Pourquoi ai-je si peur d'être abandonné(e) ?

Pourquoi ai-je si peur d'être abandonné(e) ?
Il y a des questions que l'on garde parfois pour soi pendant des années.
Et puis un jour...
On ose enfin les poser.
Une personne m'a regardée un jour et m'a dit :
« J'ai peur qu'on finisse toujours par partir. »
Cette phrase est restée longtemps dans ma tête.
Parce qu'elle ne parle pas seulement d'une séparation.
Elle parle souvent d'une peur beaucoup plus profonde.
La peur de ne pas être assez.
Pas assez intéressant.
Pas assez aimable.
Pas assez important.
Alors, sans même s'en rendre compte...
On fait tout pour que l'autre reste.
On s'oublie.
On accepte des choses que l'on n'accepterait jamais autrement.
On évite les conflits.
On dit oui.
On pardonne parfois l'impardonnable.
Parce que perdre l'autre semble encore plus douloureux que se perdre soi-même.

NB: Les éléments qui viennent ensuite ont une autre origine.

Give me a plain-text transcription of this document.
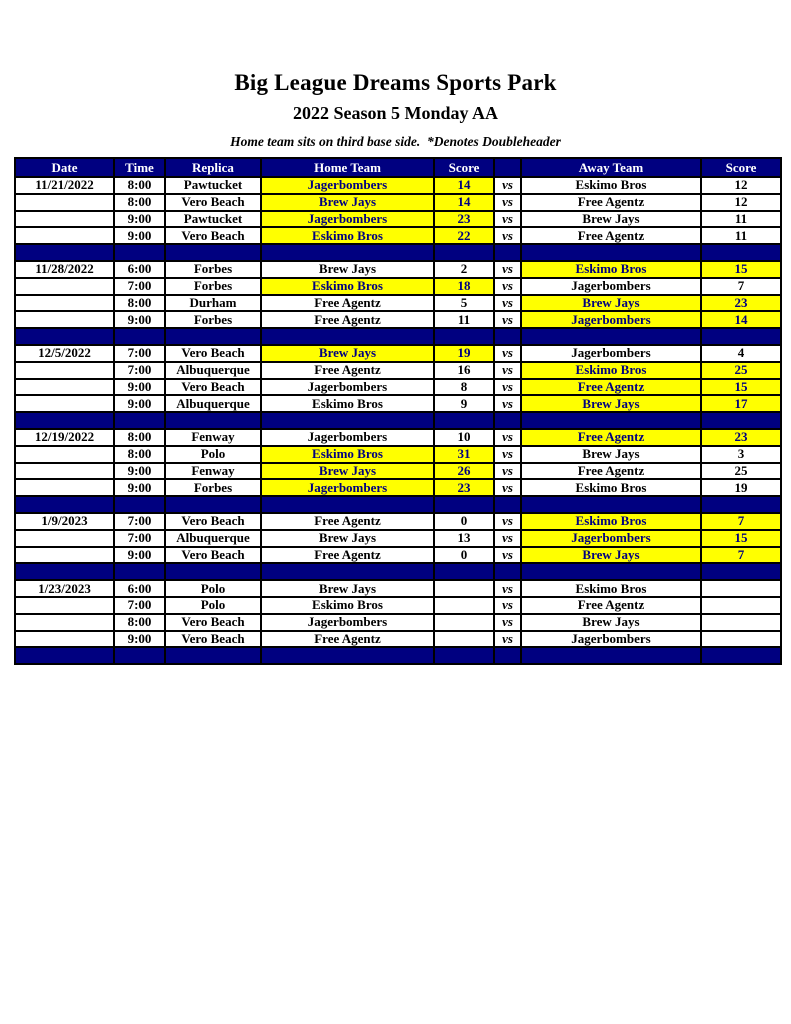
Big League Dreams Sports Park
2022 Season 5 Monday AA
Home team sits on third base side.  *Denotes Doubleheader
Date	Time	Replica	Home Team	Score		Away Team	Score
11/21/2022	8:00	Pawtucket	Jagerbombers	14	vs	Eskimo Bros	12
	8:00	Vero Beach	Brew Jays	14	vs	Free Agentz	12
	9:00	Pawtucket	Jagerbombers	23	vs	Brew Jays	11
	9:00	Vero Beach	Eskimo Bros	22	vs	Free Agentz	11

11/28/2022	6:00	Forbes	Brew Jays	2	vs	Eskimo Bros	15
	7:00	Forbes	Eskimo Bros	18	vs	Jagerbombers	7
	8:00	Durham	Free Agentz	5	vs	Brew Jays	23
	9:00	Forbes	Free Agentz	11	vs	Jagerbombers	14

12/5/2022	7:00	Vero Beach	Brew Jays	19	vs	Jagerbombers	4
	7:00	Albuquerque	Free Agentz	16	vs	Eskimo Bros	25
	9:00	Vero Beach	Jagerbombers	8	vs	Free Agentz	15
	9:00	Albuquerque	Eskimo Bros	9	vs	Brew Jays	17

12/19/2022	8:00	Fenway	Jagerbombers	10	vs	Free Agentz	23
	8:00	Polo	Eskimo Bros	31	vs	Brew Jays	3
	9:00	Fenway	Brew Jays	26	vs	Free Agentz	25
	9:00	Forbes	Jagerbombers	23	vs	Eskimo Bros	19

1/9/2023	7:00	Vero Beach	Free Agentz	0	vs	Eskimo Bros	7
	7:00	Albuquerque	Brew Jays	13	vs	Jagerbombers	15
	9:00	Vero Beach	Free Agentz	0	vs	Brew Jays	7

1/23/2023	6:00	Polo	Brew Jays		vs	Eskimo Bros	
	7:00	Polo	Eskimo Bros		vs	Free Agentz	
	8:00	Vero Beach	Jagerbombers		vs	Brew Jays	
	9:00	Vero Beach	Free Agentz		vs	Jagerbombers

J'aime souvent utiliser une image.
Imaginez un enfant qui serre très fort un ballon.
Plus il a peur de le perdre...
Plus il le serre.
Et parfois...
Il finit par l'éclater.
Les relations fonctionnent parfois de cette manière.
Plus la peur est grande...
Plus elle nous pousse à agir d'une façon qui finit par abîmer ce que nous essayions justement de protéger.
Je ne crois pas que la peur de l'abandon parle uniquement des autres.
Je crois qu'elle nous pose une question beaucoup plus intime.
À quel moment me suis-je abandonné(e), moi ?
Parce que, parfois, la personne qui nous manque le plus...
C'est nous.
Le jour où l'on recommence à se choisir...
À écouter ses besoins.
À respecter ses limites.
À reconnaître sa propre valeur...
La peur de l'abandon commence souvent à perdre un peu de sa place.
Non pas parce que les autres ne partiront jamais.
Mais parce que l'on découvre que, cette fois...
On ne s'abandonnera plus soi-même.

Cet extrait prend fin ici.